Great Business Ideas: Web presence

Great Small Business Ideas to Start: Web presence

Despite every organization being online, the fundamentals of developing an effective website and presence online are often neglected. The best websites display at least eight out of ten key attributes.

The idea

If your website does ten things well, it will succeed. One organization that has an impressive and varied website with something for everyone. It focuses on the 10 Cs:

  1. Content.
  2. Communication.
  3. Customer c are.
  4. Community and culture.
  5. Convenience and ease.
  6. Connectivity (connecting with other sites and connecting with users).
  7. Cost and profitability.
  8. Customization.
  9. Capability (dynamic, responsive, and flexible).
  10. Competitiveness.

In practice

Ten factors exert a significant—often decisive—impact on the success of an organization’s online activities. Clearly, some will be more important than others. Some factors are constantly important—notably capability and convenience—whereas other issues assume a greater significance at certain times (for example competitiveness, while always in the background, may assume a sudden and striking importance).

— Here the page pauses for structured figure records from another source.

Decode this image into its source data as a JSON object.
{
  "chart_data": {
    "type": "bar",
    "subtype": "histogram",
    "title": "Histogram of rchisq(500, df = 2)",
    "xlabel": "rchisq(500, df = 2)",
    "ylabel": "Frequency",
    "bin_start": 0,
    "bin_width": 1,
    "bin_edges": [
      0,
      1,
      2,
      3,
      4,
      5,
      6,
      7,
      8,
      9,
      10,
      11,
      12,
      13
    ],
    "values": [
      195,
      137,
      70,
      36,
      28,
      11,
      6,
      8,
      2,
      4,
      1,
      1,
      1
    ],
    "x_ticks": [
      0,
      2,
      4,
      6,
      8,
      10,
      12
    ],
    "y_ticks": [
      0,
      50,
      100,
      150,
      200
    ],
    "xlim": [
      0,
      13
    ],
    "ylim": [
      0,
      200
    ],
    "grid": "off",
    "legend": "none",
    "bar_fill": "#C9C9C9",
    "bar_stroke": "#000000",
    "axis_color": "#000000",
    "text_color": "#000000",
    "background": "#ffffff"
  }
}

  1. Content: the need to develop compelling, credible, and customer- focused information. Content needs to be appropriate, add value, stimulate and capture interest, entertain or inform, be accessible and appropriate to the target audience, embody the brand, and, above all, engage the customer—ensure that the customer is impressed enough to want to return.
  2. Communication: the need to engage customers. Customers like to be listened to, and online they expect dialog and interaction.
  3. Customer care: providing customers with support and confidence. Federal Express took the issue of customer support and turned it into a major source of competitive advantage online. FedEx empowers its customers to find out the status and location of their packages by logging onto its website. This provides support, confidentiality, and ease of use. It also engages customers, by meeting their needs.
  4. Community and culture: the need for contact and interaction. People like people: they like to interact, and they are essentially social beings, sharing interests and valuing what they have in common.
  5. Convenience and ease: the need to make things easier for current and potential customers.
  6. Connectivity: the need to connect with other sites and users online. The issue of connectivity has two sides. First is the need for users and customers to be connected—physically and emotionally—with your business. Second is the need for sites to connect via a web that actually adds value for the customer and drives traffic for the business.
  7. Cost and profitability: the need to reduce waste, improve financial efficiency, and drive profits.
  8. Customization: the value of the internet to supply products and services that are personalized for the customer is vital in a range of industries.
  9. Capability: the need to ensure that your site remains dynamic, responsive, and flexible.
  10. Competitiveness: the need to be distinctive.